Technology development. In the long run, technological innovation is a key component of achieving the necessary emissions reductions. While technology was frequently framed in the past as an issue of “technological transfer,” this somewhat rigid (and problematic) donor-recipient model of technological development both vexes donors and underestimates the potentially vast contribution of entrepreneurial emerging economies like those of Brazil, India, and China. Institutions and funding to foster such technological development will be a key topic for the largest emitter bloc.

Reducing deforestation. Deforestation contributes from 20-25 percent of global annual greenhouse gas emissions, and for years a robust policy to provide financial incentives for reducing deforestation has been discussed. Since the Bali meeting of 2007, a set of provisions collectively termed “REDD” (Reducing deforestation and degradation) have been assembled and will likely be approved at Copenhagen. These elements are of particular importance to the participation of large tropical emitters such as Brazil and Indonesia.

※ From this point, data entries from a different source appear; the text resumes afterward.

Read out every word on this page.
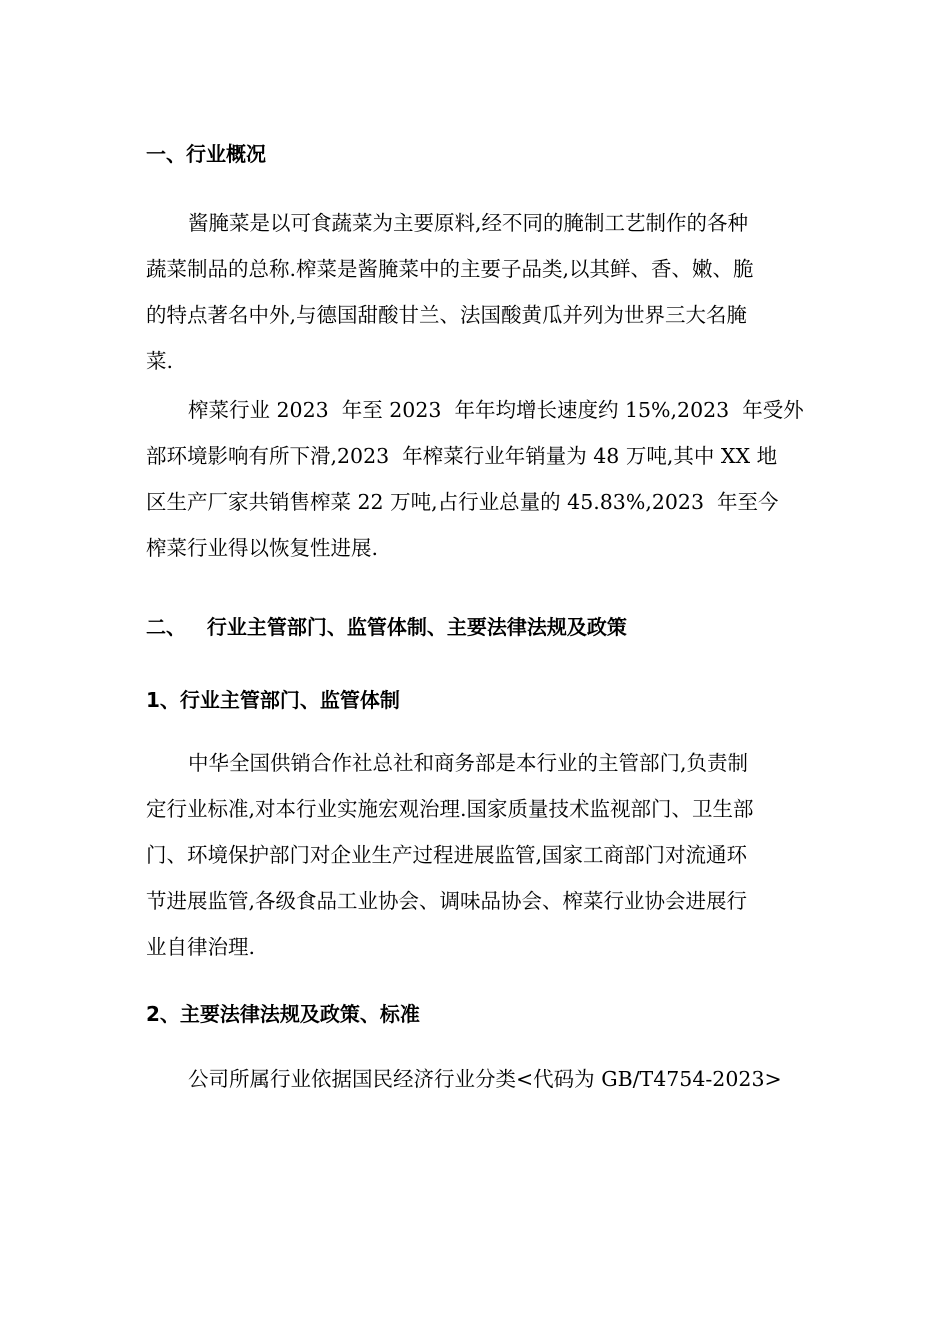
一、行业概况
酱腌菜是以可食蔬菜为主要原料,经不同的腌制工艺制作的各种
蔬菜制品的总称.榨菜是酱腌菜中的主要子品类,以其鲜、香、嫩、脆
的特点著名中外,与德国甜酸甘兰、法国酸黄瓜并列为世界三大名腌
菜.
榨菜行业 2023  年至 2023  年年均增长速度约 15%,2023  年受外
部环境影响有所下滑,2023  年榨菜行业年销量为 48 万吨,其中 XX 地
区生产厂家共销售榨菜 22 万吨,占行业总量的 45.83%,2023  年至今
榨菜行业得以恢复性进展.
二、   行业主管部门、监管体制、主要法律法规及政策
1、行业主管部门、监管体制
中华全国供销合作社总社和商务部是本行业的主管部门,负责制
定行业标准,对本行业实施宏观治理.国家质量技术监视部门、卫生部
门、环境保护部门对企业生产过程进展监管,国家工商部门对流通环
节进展监管,各级食品工业协会、调味品协会、榨菜行业协会进展行
业自律治理.
2、主要法律法规及政策、标准
公司所属行业依据国民经济行业分类<代码为 GB/T4754-2023>
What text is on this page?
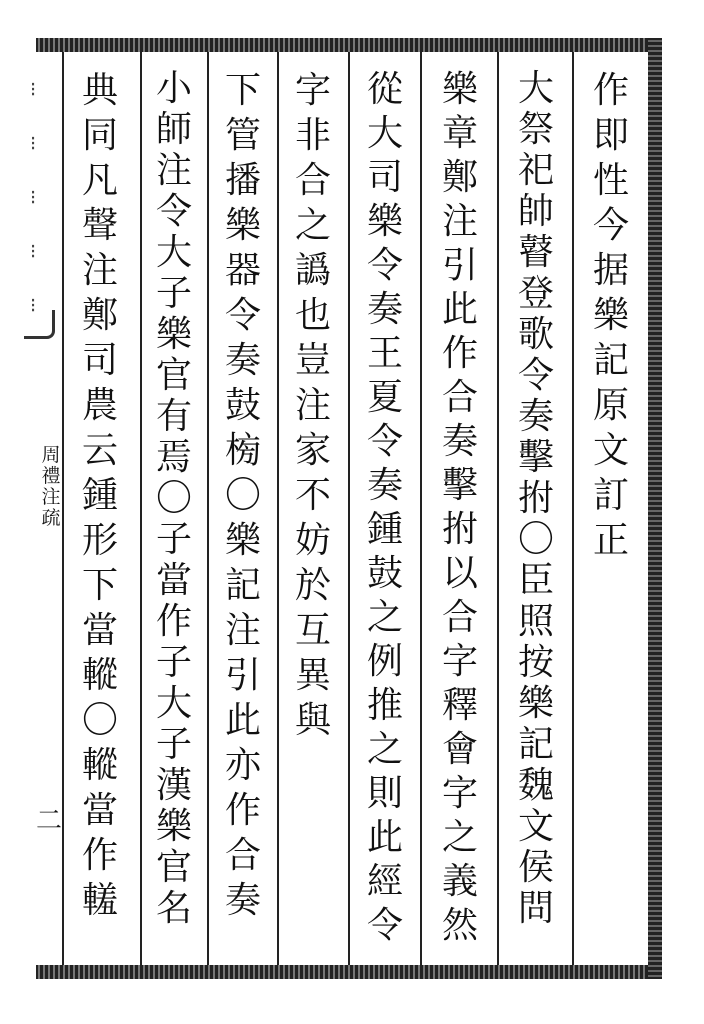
⁝
⁝
⁝
⁝
⁝
周
禮
注
疏
二
作
即
性
今
据
樂
記
原
文
訂
正
大
祭
祀
帥
瞽
登
歌
令
奏
擊
拊
〇
臣
照
按
樂
記
魏
文
侯
問
樂
章
鄭
注
引
此
作
合
奏
擊
拊
以
合
字
釋
會
字
之
義
然
從
大
司
樂
令
奏
王
夏
令
奏
鍾
鼓
之
例
推
之
則
此
經
令
字
非
合
之
譌
也
豈
注
家
不
妨
於
互
異
與
下
管
播
樂
器
令
奏
鼓
㮄
〇
樂
記
注
引
此
亦
作
合
奏
小
師
注
令
大
子
樂
官
有
焉
〇
子
當
作
子
大
子
漢
樂
官
名
典
同
凡
聲
注
鄭
司
農
云
鍾
形
下
當
䡮
〇
䡮
當
作
䡭
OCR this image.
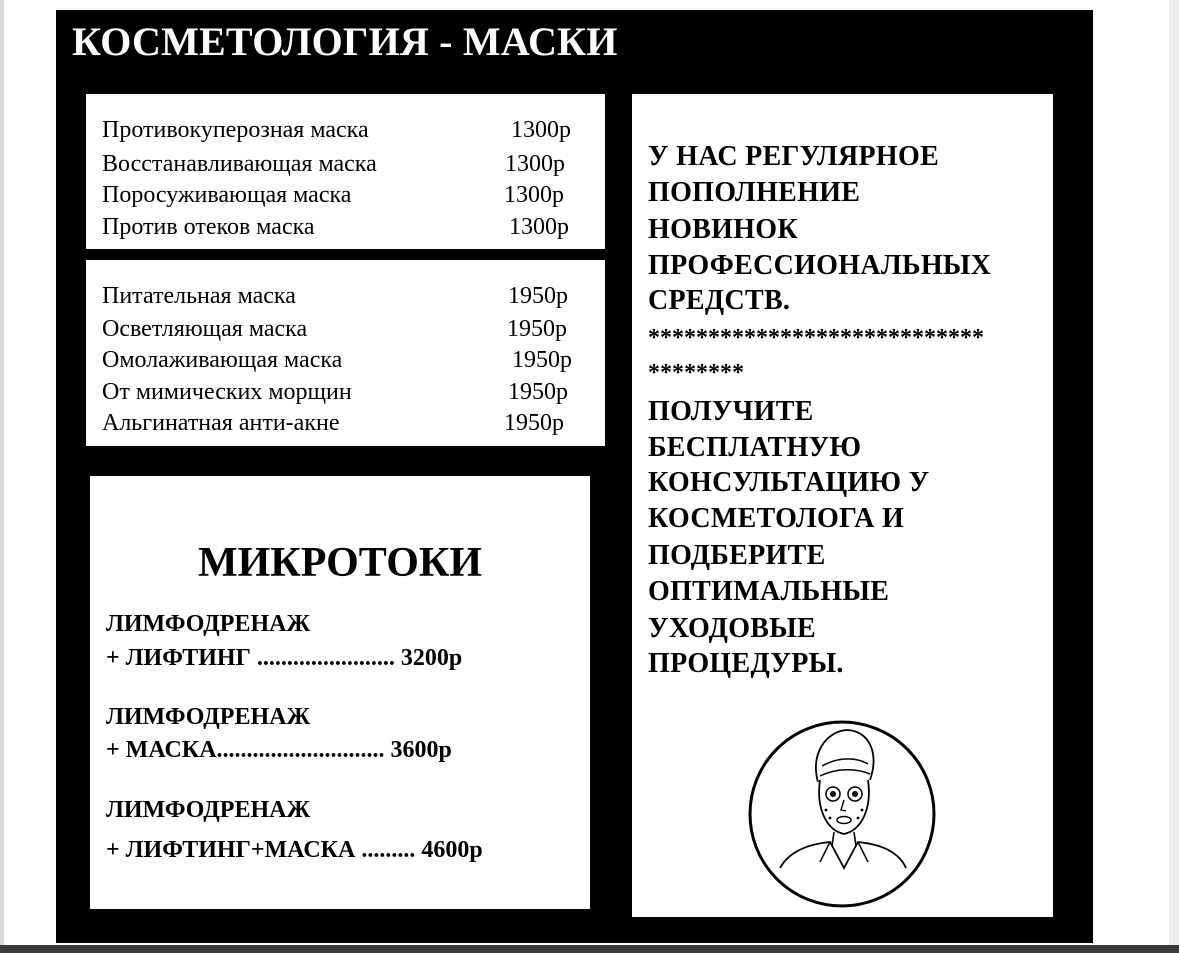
КОСМЕТОЛОГИЯ - МАСКИ
Противокуперозная маска	1300р
Восстанавливающая маска	1300р
Поросуживающая маска	1300р
Против отеков маска	1300р
Питательная маска	1950р
Осветляющая маска	1950р
Омолаживающая маска	1950р
От мимических морщин	1950р
Альгинатная анти-акне	1950р
МИКРОТОКИ
ЛИМФОДРЕНАЖ
+ ЛИФТИНГ ....................... 3200р
ЛИМФОДРЕНАЖ
+ МАСКА............................ 3600р
ЛИМФОДРЕНАЖ
+ ЛИФТИНГ+МАСКА ......... 4600р
У НАС РЕГУЛЯРНОЕ
ПОПОЛНЕНИЕ
НОВИНОК
ПРОФЕССИОНАЛЬНЫХ
СРЕДСТВ.
****************************
********
ПОЛУЧИТЕ
БЕСПЛАТНУЮ
КОНСУЛЬТАЦИЮ У
КОСМЕТОЛОГА И
ПОДБЕРИТЕ
ОПТИМАЛЬНЫЕ
УХОДОВЫЕ
ПРОЦЕДУРЫ.
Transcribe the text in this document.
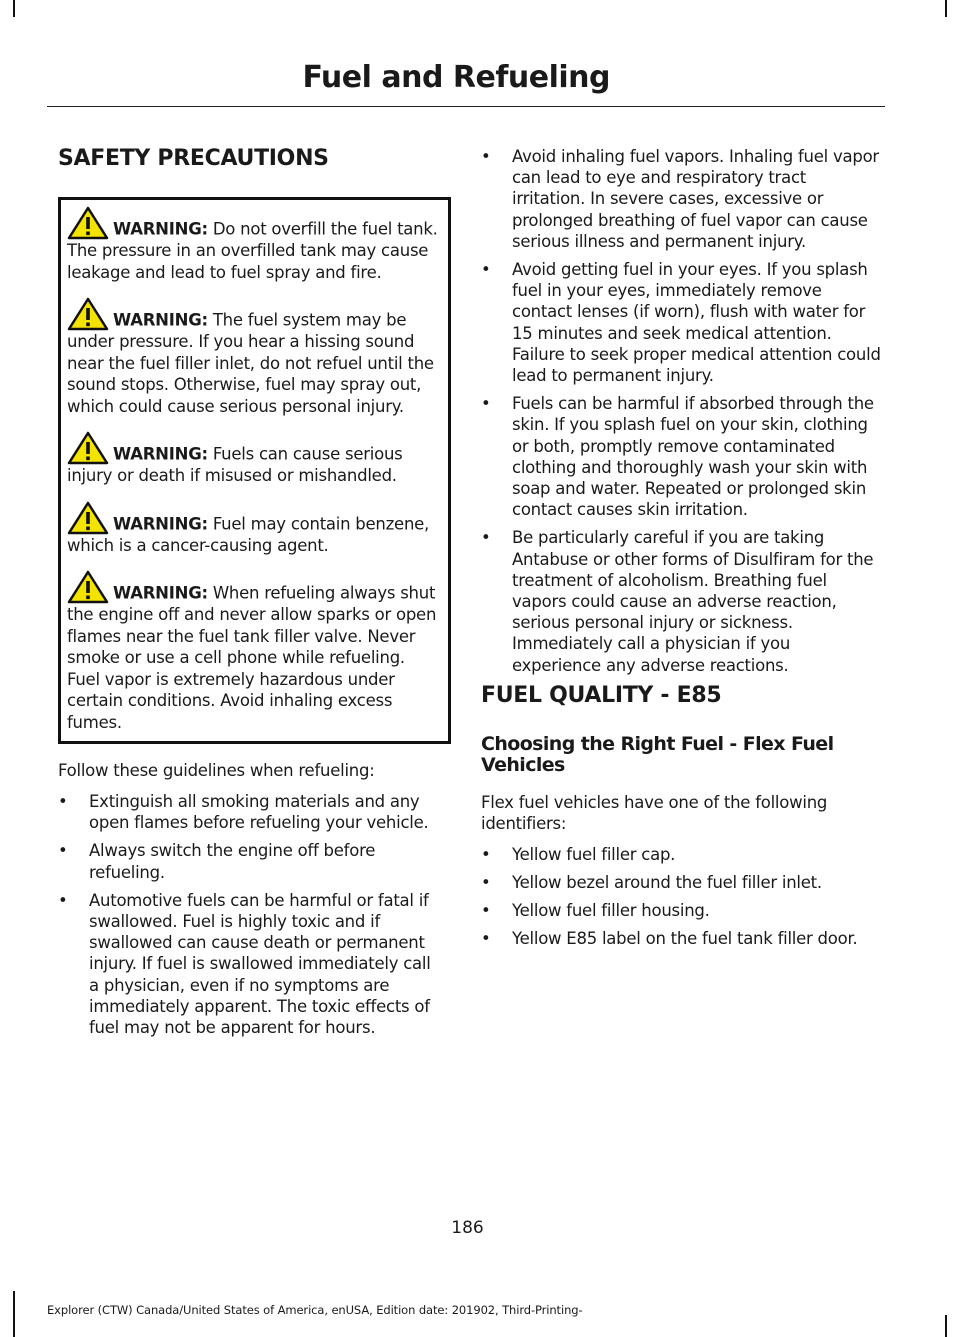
Fuel and Refueling
SAFETY PRECAUTIONS

WARNING: Do not overfill the fuel tank. The pressure in an overfilled tank may cause leakage and lead to fuel spray and fire.

WARNING: The fuel system may be under pressure. If you hear a hissing sound near the fuel filler inlet, do not refuel until the sound stops. Otherwise, fuel may spray out, which could cause serious personal injury.

WARNING: Fuels can cause serious injury or death if misused or mishandled.

WARNING: Fuel may contain benzene, which is a cancer-causing agent.

WARNING: When refueling always shut the engine off and never allow sparks or open flames near the fuel tank filler valve. Never smoke or use a cell phone while refueling. Fuel vapor is extremely hazardous under certain conditions. Avoid inhaling excess fumes.

Follow these guidelines when refueling:

• Extinguish all smoking materials and any open flames before refueling your vehicle.
• Always switch the engine off before refueling.
• Automotive fuels can be harmful or fatal if swallowed. Fuel is highly toxic and if swallowed can cause death or permanent injury. If fuel is swallowed immediately call a physician, even if no symptoms are immediately apparent. The toxic effects of fuel may not be apparent for hours.
• Avoid inhaling fuel vapors. Inhaling fuel vapor can lead to eye and respiratory tract irritation. In severe cases, excessive or prolonged breathing of fuel vapor can cause serious illness and permanent injury.
• Avoid getting fuel in your eyes. If you splash fuel in your eyes, immediately remove contact lenses (if worn), flush with water for 15 minutes and seek medical attention. Failure to seek proper medical attention could lead to permanent injury.
• Fuels can be harmful if absorbed through the skin. If you splash fuel on your skin, clothing or both, promptly remove contaminated clothing and thoroughly wash your skin with soap and water. Repeated or prolonged skin contact causes skin irritation.
• Be particularly careful if you are taking Antabuse or other forms of Disulfiram for the treatment of alcoholism. Breathing fuel vapors could cause an adverse reaction, serious personal injury or sickness. Immediately call a physician if you experience any adverse reactions.
FUEL QUALITY - E85
Choosing the Right Fuel - Flex Fuel Vehicles

Flex fuel vehicles have one of the following identifiers:

• Yellow fuel filler cap.
• Yellow bezel around the fuel filler inlet.
• Yellow fuel filler housing.
• Yellow E85 label on the fuel tank filler door.
186
Explorer (CTW) Canada/United States of America, enUSA, Edition date: 201902, Third-Printing-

Carbon markets in developing countries. One element that almost everybody can agree on is the need to introduce a price on the externality that is causing climate change—namely, the emissions of greenhouse gases. Such a price can be imposed in a number of ways, for example a tax or a “cap-and-trade” system like that currently operating in the EU and proposed for the U.S. Another type of approach to price greenhouse gases by issuing credits has been operating in developing countries since 2005. This system, called the Clean Development Mechanism (CDM) was inaugurated under the Kyoto Protocol and has been highly successful at leveraging new technology investment in many developing economies (China, India, Brazil, and Mexico account for over 90 percent of reductions under CDM). But the CDM has some limitations that are well-known, and proposals to streamline the bureaucracy and allow credits to be awarded by sector, instead of by individual projects, are likely outcomes of the Copenhagen talks.

Finally, it is important to remember that this U.N. negotiating process, while perhaps the most visible, is far from the only forum through which countries can establish climate policy. The world remains a state-based collection of countries where domestic policy and actions are the basis for international cooperation. The U.S., for example, would require domestic implementing legislation for most climate commitments taken at Copenhagen.

The world and its major actors have never been more aligned behind a set of climate principles that could lead to an international agreement: the science is sound, and perceived as sound; the goals are clear; the mechanisms and necessary actions are understood; the allocation of burdens across countries is largely agreed; and the world is now focused on these two weeks of intense negotiation. While there are, no doubt, many potential obstacles remaining in specific details, the Copenhagen meeting will at the very least undoubtedly produce meaningful progress on a number of climate policy goals, and it may yet provide an additional surprise or two. And the possibility remains that the last-minute policy announcements by the major emitters may portend a bigger agreement than had been expected.